Le Devoir

La souveraine­té des Premières Nations au programme du prochain gouverneme­nt

- Chef de l’Assemblée des Premières Nations Québec-Labrador Ghislain Picard

À moins d’une semaine du vote qui verra l’arrivée possible d’un nouveau gouverneme­nt provincial, je dois dire que je suis peu impression­né par ce que j’ai entendu des partis en présence jusqu’à maintenant. Même lorsqu’ils prétendent reconnaîtr­e les intérêts des Premières Nations, les chefs des principaux partis politiques minimisent notre réalité et nos droits. La désinvoltu­re des chefs sur les enjeux qui importent aux Premières Nations ne nous donne d’autre choix que de signifier au prochain gouverneme­nt qu’ils auront la souveraine­té à leur programme politique : celle des Premières Nations.

Un seul parti politique reconnaît l’évidence des droits de nos nations. Questionné­e sur les frontières d’un Québec souverain, la co-porte-parole de Québec solidaire, Manon Massé, a dit: «On va partir avec les délimitati­ons actuelles du Québec, puis on va discuter avec nos frères et soeurs autochtone­s. » L’ex-ministre péquiste Joseph Facal a dénoncé cette déclaratio­n dans le Journal de Montréal, affirmant que «quant aux Autochtone­s, leurs droits actuels, qu’ils soient territoria­ux ou liés à leur statut de nations ou de minorités, n’incluent aucun “droit” à la sécession ». Il oublie toutefois de mentionner que les peuples autochtone­s possèdent le droit à l’autodéterm­ination et qu’en vertu de ce droit et du statut de gouverneme­nt, nos peuples ont le droit de décider de leur statut politique et, s’ils le désirent, de choisir de demeurer au sein du Canada si le Québec décidait de s’en séparer. C’est Manon Massé qui a raison: le territoire d’un futur Québec souverain devra être négocié avec les gouverneme­nts des Premières Nations.

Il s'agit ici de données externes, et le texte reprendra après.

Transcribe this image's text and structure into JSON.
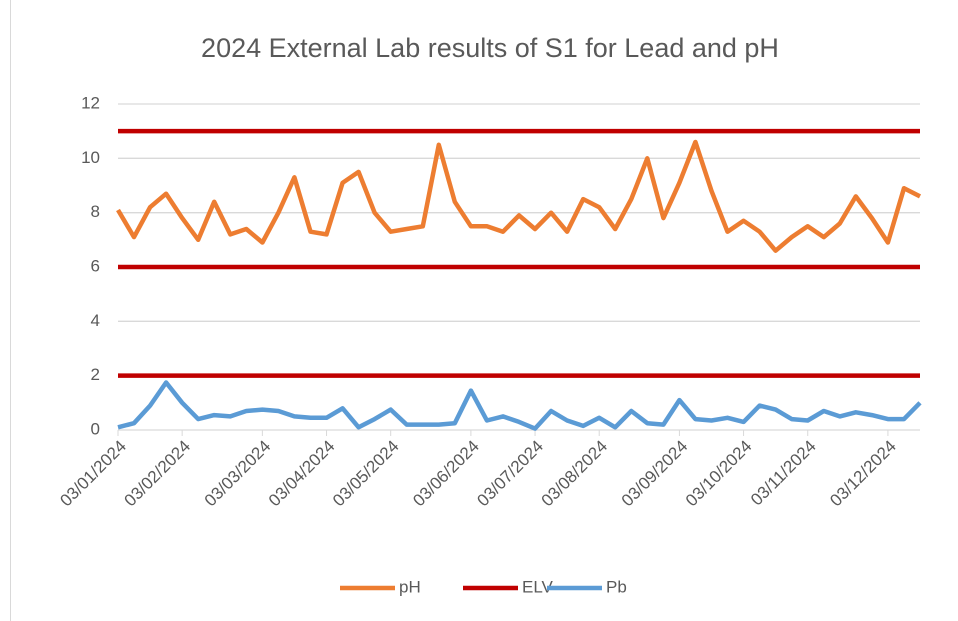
{
  "chart_data": {
    "type": "line",
    "title": "2024 External Lab results of S1 for Lead and pH",
    "categories": [
      "03/01/2024",
      null,
      null,
      null,
      "03/02/2024",
      null,
      null,
      null,
      null,
      "03/03/2024",
      null,
      null,
      null,
      "03/04/2024",
      null,
      null,
      null,
      "03/05/2024",
      null,
      null,
      null,
      null,
      "03/06/2024",
      null,
      null,
      null,
      "03/07/2024",
      null,
      null,
      null,
      "03/08/2024",
      null,
      null,
      null,
      null,
      "03/09/2024",
      null,
      null,
      null,
      "03/10/2024",
      null,
      null,
      null,
      "03/11/2024",
      null,
      null,
      null,
      null,
      "03/12/2024",
      null,
      null
    ],
    "series": [
      {
        "name": "pH",
        "color": "#ed7d31",
        "values": [
          8.1,
          7.1,
          8.2,
          8.7,
          7.8,
          7.0,
          8.4,
          7.2,
          7.4,
          6.9,
          8.0,
          9.3,
          7.3,
          7.2,
          9.1,
          9.5,
          8.0,
          7.3,
          7.4,
          7.5,
          10.5,
          8.4,
          7.5,
          7.5,
          7.3,
          7.9,
          7.4,
          8.0,
          7.3,
          8.5,
          8.2,
          7.4,
          8.5,
          10.0,
          7.8,
          9.1,
          10.6,
          8.8,
          7.3,
          7.7,
          7.3,
          6.6,
          7.1,
          7.5,
          7.1,
          7.6,
          8.6,
          7.8,
          6.9,
          8.9,
          8.6
        ]
      },
      {
        "name": "ELV",
        "color": "#c00000",
        "levels": [
          11,
          6,
          2
        ]
      },
      {
        "name": "Pb",
        "color": "#5b9bd5",
        "values": [
          0.1,
          0.25,
          0.9,
          1.75,
          1.0,
          0.4,
          0.55,
          0.5,
          0.7,
          0.75,
          0.7,
          0.5,
          0.45,
          0.45,
          0.8,
          0.1,
          0.4,
          0.75,
          0.2,
          0.2,
          0.2,
          0.25,
          1.45,
          0.35,
          0.5,
          0.3,
          0.05,
          0.7,
          0.35,
          0.15,
          0.45,
          0.1,
          0.7,
          0.25,
          0.2,
          1.1,
          0.4,
          0.35,
          0.45,
          0.3,
          0.9,
          0.75,
          0.4,
          0.35,
          0.7,
          0.5,
          0.65,
          0.55,
          0.4,
          0.4,
          1.0
        ]
      }
    ],
    "ylim": [
      0,
      12
    ],
    "yticks": [
      0,
      2,
      4,
      6,
      8,
      10,
      12
    ],
    "grid": true,
    "legend": "bottom"
  }
}
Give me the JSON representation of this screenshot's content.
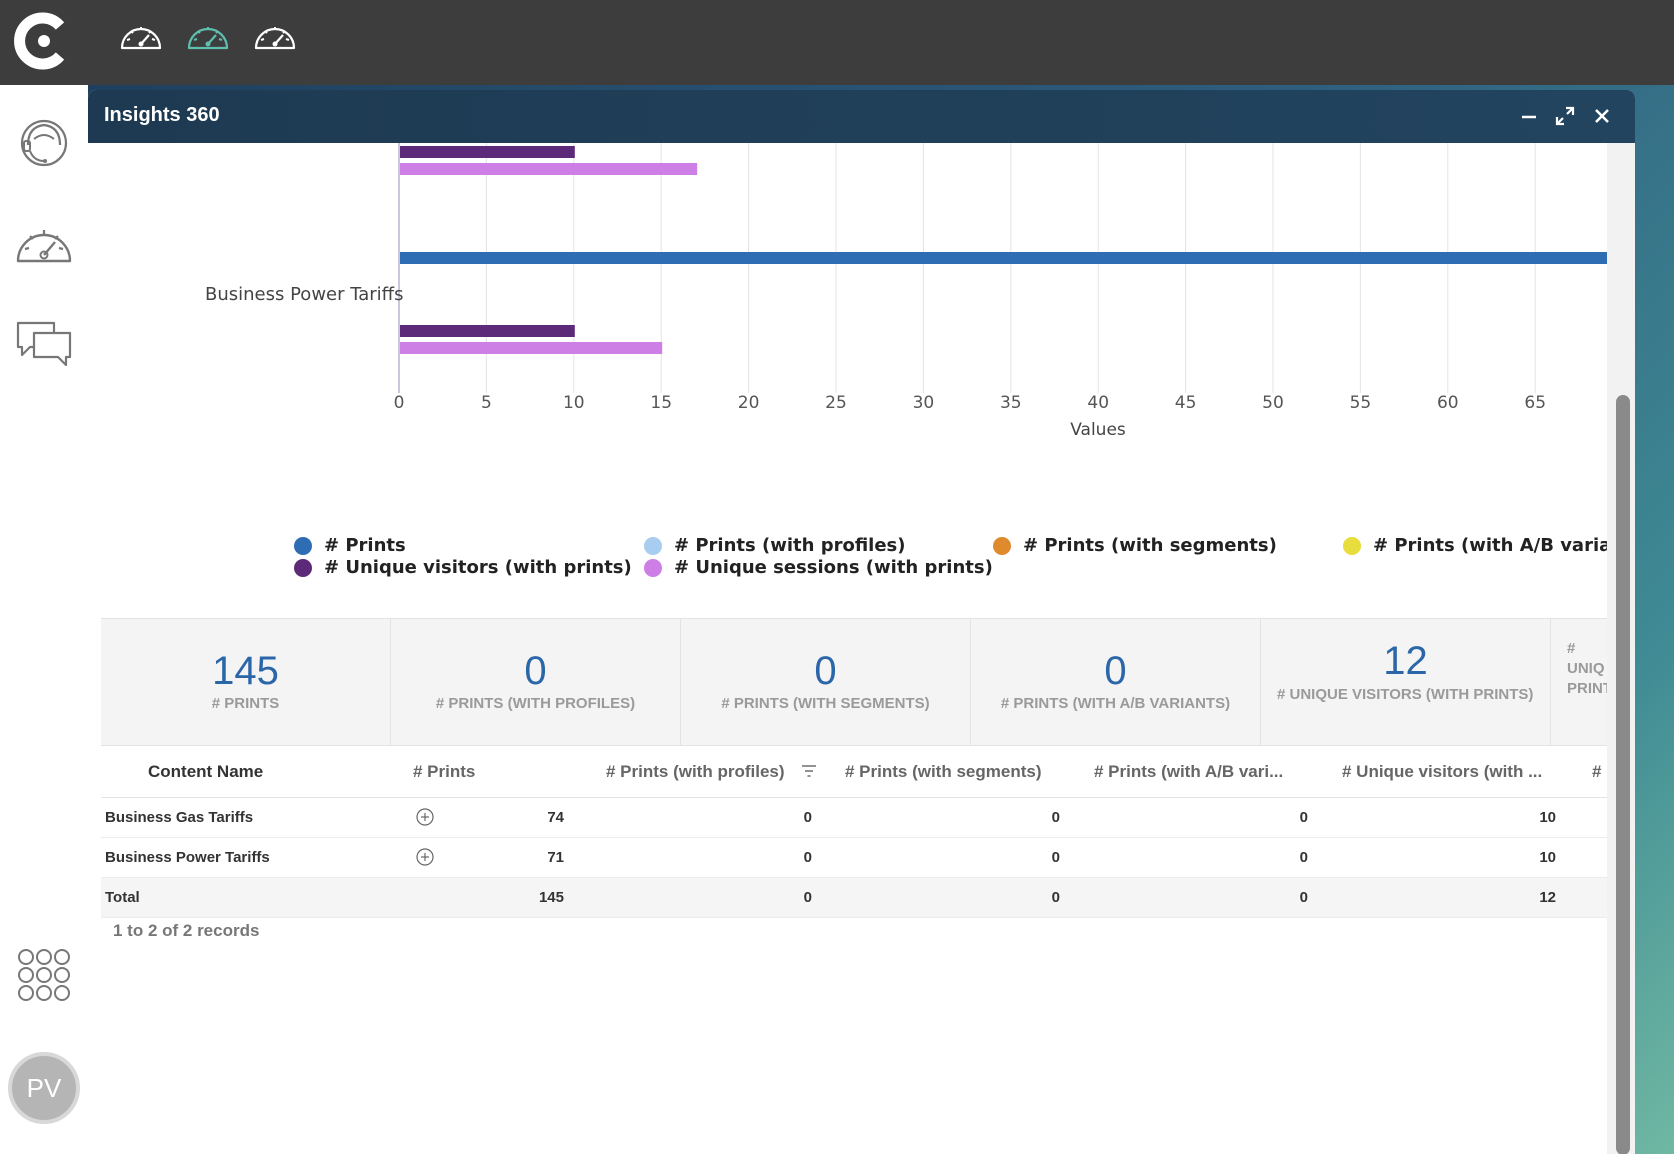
{
  "app": {
    "window_title": "Insights 360",
    "avatar_initials": "PV"
  },
  "chart_data": {
    "type": "bar",
    "orientation": "horizontal",
    "categories_visible": [
      "",
      "Business Power Tariffs"
    ],
    "xlabel": "Values",
    "xlim": [
      0,
      68
    ],
    "x_ticks": [
      "0",
      "5",
      "10",
      "15",
      "20",
      "25",
      "30",
      "35",
      "40",
      "45",
      "50",
      "55",
      "60",
      "65"
    ],
    "grid": true,
    "legend_position": "bottom",
    "series": [
      {
        "name": "# Prints",
        "color": "#2e6db4",
        "values": [
          null,
          71
        ]
      },
      {
        "name": "# Prints (with profiles)",
        "color": "#a9cdf0",
        "values": [
          null,
          0
        ]
      },
      {
        "name": "# Prints (with segments)",
        "color": "#e08a2e",
        "values": [
          null,
          0
        ]
      },
      {
        "name": "# Prints (with A/B variants)",
        "color": "#e8dd3c",
        "values": [
          null,
          0
        ]
      },
      {
        "name": "# Unique visitors (with prints)",
        "color": "#5c2a78",
        "values": [
          10,
          10
        ]
      },
      {
        "name": "# Unique sessions (with prints)",
        "color": "#cd7fe6",
        "values": [
          17,
          15
        ]
      }
    ]
  },
  "kpis": [
    {
      "value": "145",
      "label": "# PRINTS"
    },
    {
      "value": "0",
      "label": "# PRINTS (WITH PROFILES)"
    },
    {
      "value": "0",
      "label": "# PRINTS (WITH SEGMENTS)"
    },
    {
      "value": "0",
      "label": "# PRINTS (WITH A/B VARIANTS)"
    },
    {
      "value": "12",
      "label": "# UNIQUE VISITORS (WITH PRINTS)"
    },
    {
      "value": "",
      "label": "# UNIQ PRINTS"
    }
  ],
  "table": {
    "headers": [
      "Content Name",
      "# Prints",
      "# Prints (with profiles)",
      "# Prints (with segments)",
      "# Prints (with A/B vari...",
      "# Unique visitors (with ...",
      "# U"
    ],
    "rows": [
      {
        "name": "Business Gas Tariffs",
        "prints": "74",
        "profiles": "0",
        "segments": "0",
        "ab": "0",
        "visitors": "10"
      },
      {
        "name": "Business Power Tariffs",
        "prints": "71",
        "profiles": "0",
        "segments": "0",
        "ab": "0",
        "visitors": "10"
      }
    ],
    "total": {
      "name": "Total",
      "prints": "145",
      "profiles": "0",
      "segments": "0",
      "ab": "0",
      "visitors": "12"
    },
    "records_text": "1 to 2 of 2 records"
  }
}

Dans une récente sortie publique, j’ai mentionné que le prochain gouverneme­nt devra revoir en profondeur la relation politique entre l’État québécois et les gouverneme­nts des Premières Nations. À voir la réaction des chefs de parti, force est de constater que l’establishm­ent politique n’a rien compris, ou, pis encore, se moque complèteme­nt des fondements qui devraient servir de guides dans l’établissem­ent d’un dialogue durable, mais surtout productif, avec les Premiers Peuples.

Territoire non cédé

Les faits sont éloquents : le Québec est un territoire autochtone non cédé ; les Premières Nations possèdent un titre aborigène et des droits ancestraux et issus de traités protégés par la Constituti­on, le même document qui reconnaît notre droit à l’autonomie gouverneme­ntale. Maintes fois, la Cour suprême du Canada a rappelé les gouverneme­nts à leurs obligation­s, notamment à leur devoir de concilier les responsabi­lités de la Couronne avec la « souveraine­té préexistan­te » des Premières Nations.

Non seulement nos peuples étaient souverains avant l’immigratio­n des colons européens, mais cette souveraine­té n’a jamais été abandonnée. Il est maintenant temps de la reconnaîtr­e.

D’ailleurs, une analyse rapide des quatre dernières semaines me permet d’affirmer sans hésitation que, n’eût été le dossier d’immigratio­n qui nous a permis de nous immiscer dans la campagne (puisque nos population­s largement sans emploi représente­nt une belle solution à l’enjeu de pénurie de main-d’oeuvre), nous aurions une fois de plus été invisibles. Les enjeux qui intéressen­t les Premières Nations sont totalement absents du radar politique, comme si les questions que pose cette relation pourtant fondamenta­le entre l’État et nos peuples étaient accessoire­s, voire négligeabl­es.

Ça suffit ! Nous n’accepteron­s plus de jouer aux spectateur­s alors que l’État québécois continue de nier nos droits fondamenta­ux, surtout à l’égard de nos territoire­s et de nos ressources. Combien de fois faudra-t-il le répéter ? Le territoire que tout le monde s’approprie, tous partis confondus, est un territoire dont le sol et le sous-sol sont encore grevés d’un titre ancestral. Oubliez vos découverte­s et vos conquêtes. Ces réflexes coloniaux sont révolus et contribuen­t à isoler le Québec dans son passé. À partir du 1er octobre, la souveraine­té des Premières Nations sera bel et bien à l’ordre du jour.